Er werd een aanvraag voor een omgevingsvergunning ingediend bij het college van burgemeester en schepenen, die behandeld wordt volgens de vereenvoudigde procedure van het Omgevingsvergunningendecreet.
Projectnummer: | OMV_2024055630 |
Gegevens van de aanvrager: | BV OBJET B'ART met als adres Dokter Willemsstraat 19 te 3500 Hasselt |
Ligging van het project: | Mechelsesteenweg 247 te 2018 Antwerpen |
Kadastrale percelen: | afdeling 6 sectie F nr. 1358C13 |
Vergunningsplichten: | stedenbouwkundige handelingen |
Voorwerp van de aanvraag: | verbouwen van twee kantoorruimten in een beschermd monument naar twee appartementen |
Omschrijving stedenbouwkundige handelingen
Relevante voorgeschiedenis
- 10/12/2019: beschermd als monument: https://id.erfgoed.net/aanduidingsobjecten/113598;
- 29/03/2019: vastgesteld bouwkundig erfgoed:
https://id.erfgoed.net/erfgoedobjecten/7325;
- 03/08/1956: toelating (18#35498) voor het uitvoeren van verbouwingswerken op de dakverdieping ;
- 12/05/1955: toelating (18#33749) voor het bouwen van een appartementsgebouw met gelijkvloers winkelruimtes en kantoor op de eerste en twee verdieping;
Vergunde toestand
- functie: wonen:
- bouwvolume:
- gevelafwerking:
Bestaande toestand
- bouwvolume, gevelafwerking en functie overeenkomstig vergunde toestand, met uitzondering van de conciërgewoning omgevormd tot kantoor en de gewijzigde indeling van het buitenschrijnwerk langs de zonnewijzerstraat;
Nieuwe toestand
- functie: wonen:
- bouwvolume:
- gevelafwerking:
Inhoud van de aanvraag
- vermeerderen van het aantal woongelegenheden van 13 naar 14;
- wijzigen van de functie kantoor naar wonen;
- wijzigen van de voorgevel;
- doorvoeren van interne constructieve werken.
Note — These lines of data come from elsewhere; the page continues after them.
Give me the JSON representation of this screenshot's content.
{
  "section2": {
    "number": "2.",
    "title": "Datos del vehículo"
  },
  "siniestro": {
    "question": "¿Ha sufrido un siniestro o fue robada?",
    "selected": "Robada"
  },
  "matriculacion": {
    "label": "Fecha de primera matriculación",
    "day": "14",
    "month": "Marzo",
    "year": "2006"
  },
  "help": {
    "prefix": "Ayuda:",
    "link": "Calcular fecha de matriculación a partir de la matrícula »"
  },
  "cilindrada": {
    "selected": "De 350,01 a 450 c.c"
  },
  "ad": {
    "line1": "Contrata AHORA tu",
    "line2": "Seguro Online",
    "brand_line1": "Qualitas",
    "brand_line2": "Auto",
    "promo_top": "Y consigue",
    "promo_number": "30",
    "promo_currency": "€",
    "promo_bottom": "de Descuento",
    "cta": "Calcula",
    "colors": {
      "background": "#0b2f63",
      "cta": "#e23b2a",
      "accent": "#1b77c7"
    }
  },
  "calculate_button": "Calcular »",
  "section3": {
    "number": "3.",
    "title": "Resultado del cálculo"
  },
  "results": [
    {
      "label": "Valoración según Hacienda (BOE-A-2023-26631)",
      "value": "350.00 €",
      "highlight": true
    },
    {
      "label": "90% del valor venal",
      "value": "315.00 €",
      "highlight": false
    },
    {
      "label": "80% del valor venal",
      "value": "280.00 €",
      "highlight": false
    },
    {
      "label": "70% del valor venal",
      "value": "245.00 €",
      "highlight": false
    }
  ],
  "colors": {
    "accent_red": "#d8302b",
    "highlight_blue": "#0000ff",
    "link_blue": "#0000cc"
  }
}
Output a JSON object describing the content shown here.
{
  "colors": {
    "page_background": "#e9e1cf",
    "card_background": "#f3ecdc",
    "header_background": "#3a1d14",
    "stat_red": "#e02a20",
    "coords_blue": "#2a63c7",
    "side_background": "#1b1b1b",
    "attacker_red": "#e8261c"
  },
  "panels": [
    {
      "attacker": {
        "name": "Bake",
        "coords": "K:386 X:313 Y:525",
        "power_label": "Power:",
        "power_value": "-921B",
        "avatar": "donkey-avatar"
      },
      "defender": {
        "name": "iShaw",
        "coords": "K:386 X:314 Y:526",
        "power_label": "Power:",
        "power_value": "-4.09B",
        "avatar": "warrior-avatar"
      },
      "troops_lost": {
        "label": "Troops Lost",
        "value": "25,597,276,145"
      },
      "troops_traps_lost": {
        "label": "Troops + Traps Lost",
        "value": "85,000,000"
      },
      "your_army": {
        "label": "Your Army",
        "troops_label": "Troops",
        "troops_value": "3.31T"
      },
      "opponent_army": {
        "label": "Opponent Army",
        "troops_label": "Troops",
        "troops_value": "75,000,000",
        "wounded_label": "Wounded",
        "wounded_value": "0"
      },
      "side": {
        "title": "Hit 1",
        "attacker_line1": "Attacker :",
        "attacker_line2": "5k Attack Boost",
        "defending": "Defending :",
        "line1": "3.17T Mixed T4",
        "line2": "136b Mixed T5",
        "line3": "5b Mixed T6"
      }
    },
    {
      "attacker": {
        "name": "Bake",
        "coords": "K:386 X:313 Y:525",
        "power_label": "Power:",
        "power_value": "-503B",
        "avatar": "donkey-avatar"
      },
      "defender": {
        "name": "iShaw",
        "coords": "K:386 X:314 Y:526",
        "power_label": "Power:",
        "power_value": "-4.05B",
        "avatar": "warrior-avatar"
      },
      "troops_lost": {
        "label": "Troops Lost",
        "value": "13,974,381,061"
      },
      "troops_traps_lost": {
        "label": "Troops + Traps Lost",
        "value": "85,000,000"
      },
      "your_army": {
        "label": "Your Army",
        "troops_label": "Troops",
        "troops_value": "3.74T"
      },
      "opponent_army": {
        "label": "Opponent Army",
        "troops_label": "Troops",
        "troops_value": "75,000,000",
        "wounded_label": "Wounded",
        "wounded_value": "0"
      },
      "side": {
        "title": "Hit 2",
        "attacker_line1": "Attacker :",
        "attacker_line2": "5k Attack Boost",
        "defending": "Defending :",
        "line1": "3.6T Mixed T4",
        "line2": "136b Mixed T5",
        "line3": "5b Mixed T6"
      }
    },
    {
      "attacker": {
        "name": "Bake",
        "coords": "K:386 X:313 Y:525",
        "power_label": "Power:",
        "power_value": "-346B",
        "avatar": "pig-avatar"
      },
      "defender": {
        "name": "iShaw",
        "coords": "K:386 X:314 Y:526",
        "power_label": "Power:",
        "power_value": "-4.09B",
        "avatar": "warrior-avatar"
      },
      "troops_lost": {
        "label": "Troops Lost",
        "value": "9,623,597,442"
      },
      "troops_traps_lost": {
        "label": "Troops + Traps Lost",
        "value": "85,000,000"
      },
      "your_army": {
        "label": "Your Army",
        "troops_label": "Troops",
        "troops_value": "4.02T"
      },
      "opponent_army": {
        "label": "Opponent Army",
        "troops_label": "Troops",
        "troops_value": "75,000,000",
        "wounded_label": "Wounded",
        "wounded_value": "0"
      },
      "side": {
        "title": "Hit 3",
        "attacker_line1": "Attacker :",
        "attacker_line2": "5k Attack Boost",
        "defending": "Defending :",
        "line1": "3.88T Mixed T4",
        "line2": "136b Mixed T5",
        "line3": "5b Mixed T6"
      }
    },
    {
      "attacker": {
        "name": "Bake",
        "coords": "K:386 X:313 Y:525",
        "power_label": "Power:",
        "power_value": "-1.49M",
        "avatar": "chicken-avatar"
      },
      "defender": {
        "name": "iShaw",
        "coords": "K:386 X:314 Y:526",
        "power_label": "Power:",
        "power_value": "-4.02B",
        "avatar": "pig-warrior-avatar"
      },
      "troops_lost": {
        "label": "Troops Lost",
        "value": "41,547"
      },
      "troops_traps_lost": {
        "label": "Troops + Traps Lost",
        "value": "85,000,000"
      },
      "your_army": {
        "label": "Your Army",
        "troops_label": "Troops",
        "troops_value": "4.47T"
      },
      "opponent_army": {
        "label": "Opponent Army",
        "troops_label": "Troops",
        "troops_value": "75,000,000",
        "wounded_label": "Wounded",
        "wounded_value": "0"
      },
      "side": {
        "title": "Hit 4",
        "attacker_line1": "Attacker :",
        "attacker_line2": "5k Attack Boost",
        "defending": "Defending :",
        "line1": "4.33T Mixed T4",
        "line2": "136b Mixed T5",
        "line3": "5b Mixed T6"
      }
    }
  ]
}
Het decreet van 25 april 2014 betreffende de omgevingsvergunning, het decreet houdende algemene bepalingen inzake milieubeleid, de Vlaamse Codex Ruimtelijke Ordening, het decreet betreffende het integraal handelsvestigingsbeleid, het decreet betreffende het natuurbehoud en het natuurlijk milieu en hun uitvoeringsbesluiten zijn van toepassing.
Conform artikel 15 van het Omgevingsvergunningsdecreet is het college van burgemeester en schepenen voor zijn ambtsgebied in eerste administratieve aanleg bevoegd voor volgende aanvragen van:
Voorafgaand aan zijn beslissing neemt het college kennis van het verslag van de gemeentelijke omgevingsambtenaar.
Het verslag van de gemeentelijke omgevingsambtenaar luidt:
Adviezen
Externe adviezen
Adviesinstantie | Datum advies gevraagd | Datum advies ontvangen | Advies |
Fluvius System Operator | 6 mei 2024 | 14 mei 2024 | Voorwaardelijk gunstig |
Hulpverleningszone Brandweer zone Antwerpen | 6 mei 2024 | 31 mei 2024 | Voorwaardelijk gunstig |
Onroerend Erfgoed | 6 mei 2024 | 4 juni 2024 | Voorwaardelijk gunstig |
Interne adviezen
Adviesinstantie | Datum advies gevraagd | Datum advies |
Ondernemen en Stadsmarketing/ Business en Innovatie | 6 mei 2024 | 17 mei 2024 |
Ondernemen en Stadsmarketing/ Klantencontacten en Dienstverlening/ Loket Thema Wonen - huisnummering | 6 mei 2024 | 8 mei 2024 |
Stadsontwikkeling/ Mobiliteit | 6 mei 2024 | 14 mei 2024 |
Stadsontwikkeling/ Omgeving/ Vergunningen Milieu | 6 mei 2024 | 11 juni 2024 |
Toetsing regelgeving en beleidsrichtlijnen
Plannen van aanleg, ruimtelijke uitvoeringsplannen en verkavelingen
Het eigendom is gelegen binnen de omschrijving van het gewestelijk ruimtelijk uitvoeringsplan GRUP Afbakening grootstedelijk gebied Antwerpen, goedgekeurd op 19 juni 2009.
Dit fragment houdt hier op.